Y que ironía… este fin de semana, que en verdad fue de esos estupendos que pasas divertido y en contacto con la naturaleza, se nubló al recibir los resultados de una convocatoria que tenía esperando más de un mes. La idea era ganar una beca para ir a Colombia a pulir mis guiones, pero la suerte no me sonrió en esta ocasión y al abrir el correo descubrí que ese no era mi destino.

¿Por qué les comparto esto? La respuesta es muy simple, no me da pena fracasar. Supongo que muchas veces intentamos ocultar nuestros deseos y nuestras metas, pero no yo. Llevo 5 años emprendiendo mi propio negocio y les confieso que también en el he fracasado. Clientes me han cerrado la puerta, mucha gente me ha rechazado, colaboradores se han ido y a algunas veces hasta la luz nos han cortado. La vida no es perfecta, pero no importa, porque tampoco nosotros.

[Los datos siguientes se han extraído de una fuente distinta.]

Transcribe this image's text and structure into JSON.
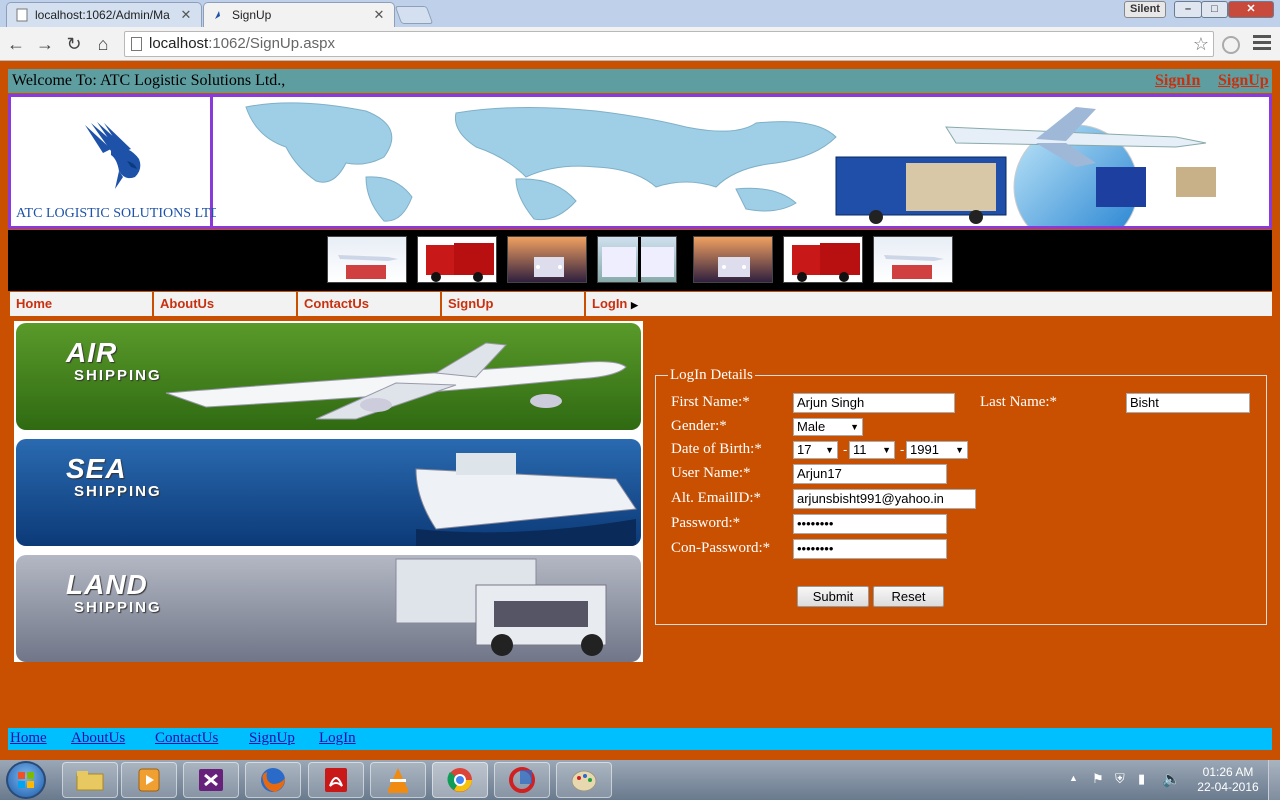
{
  "browser": {
    "tabs": [
      {
        "label": "localhost:1062/Admin/Ma"
      },
      {
        "label": "SignUp"
      }
    ],
    "address": {
      "host": "localhost",
      "path": ":1062/SignUp.aspx"
    },
    "profile_label": "Silent",
    "window_buttons": {
      "minimize": "–",
      "maximize": "□",
      "close": "✕"
    }
  },
  "header": {
    "welcome": "Welcome To: ATC Logistic Solutions Ltd.,",
    "signin": "SignIn",
    "signup": "SignUp",
    "logo_text": "ATC LOGISTIC SOLUTIONS LTD.,"
  },
  "menu": [
    {
      "label": "Home"
    },
    {
      "label": "AboutUs"
    },
    {
      "label": "ContactUs"
    },
    {
      "label": "SignUp"
    },
    {
      "label": "LogIn"
    }
  ],
  "shipping": [
    {
      "title": "AIR",
      "subtitle": "SHIPPING",
      "color": "#3f7a1c"
    },
    {
      "title": "SEA",
      "subtitle": "SHIPPING",
      "color": "#1c4f8c"
    },
    {
      "title": "LAND",
      "subtitle": "SHIPPING",
      "color": "#8a8fa0"
    }
  ],
  "form": {
    "legend": "LogIn Details",
    "first_name_label": "First Name:*",
    "first_name_value": "Arjun Singh",
    "last_name_label": "Last Name:*",
    "last_name_value": "Bisht",
    "gender_label": "Gender:*",
    "gender_value": "Male",
    "dob_label": "Date of Birth:*",
    "dob_day": "17",
    "dob_month": "11",
    "dob_year": "1991",
    "dob_sep": "-",
    "username_label": "User Name:*",
    "username_value": "Arjun17",
    "email_label": "Alt. EmailID:*",
    "email_value": "arjunsbisht991@yahoo.in",
    "password_label": "Password:*",
    "password_value": "••••••••",
    "confirm_label": "Con-Password:*",
    "confirm_value": "••••••••",
    "submit": "Submit",
    "reset": "Reset"
  },
  "footer": [
    {
      "label": "Home"
    },
    {
      "label": "AboutUs"
    },
    {
      "label": "ContactUs"
    },
    {
      "label": "SignUp"
    },
    {
      "label": "LogIn"
    }
  ],
  "taskbar": {
    "time": "01:26 AM",
    "date": "22-04-2016"
  },
  "colors": {
    "page_bg": "#c85000",
    "welcome_bar": "#5f9ea0",
    "footer_bar": "#00bfff",
    "banner_border": "#8a3ad8",
    "menu_text": "#c8310f"
  }
}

Yo no me canso de intentarlo, así como tampoco me cansaré de escribir o de soñar. Este es un ejercicio de humildad, de retrospección. No quiero pretender que todo el tiempo soy feliz o que tengo todo lo que quiero. Lo único que se es que la vida que llevo es una vida que he luchado por construir y eso nadie puede quitármelo. He aprendido a ser feliz sin importar lo que ocurra, porque a veces no dejamos llevar por la tristeza y olvidamos todo lo que tenemos.

Esa noche que abrí el correo y hojeé entre los elegidos mi nombre me puse triste. Tenía ganas de saber que exactamente no les había gustado de mi guión y luego me enojé porque nunca lo sabría. El paraíso se me esfumó, ya no podía ver sus colores, sentía que perdía la fe en mi. Después de un rato recapacité. Me di un baño caliente y reflexioné. De nuevo me sentí valiente por intentar, por no rendirme. Esta no era la única ni la última vez que alguien me decía que no; pero ciertamente me dio fortaleza y esperanza recordar que ya han existido muchos “Sí” y que con determinación, no hay día que no esté más cerca de ellos.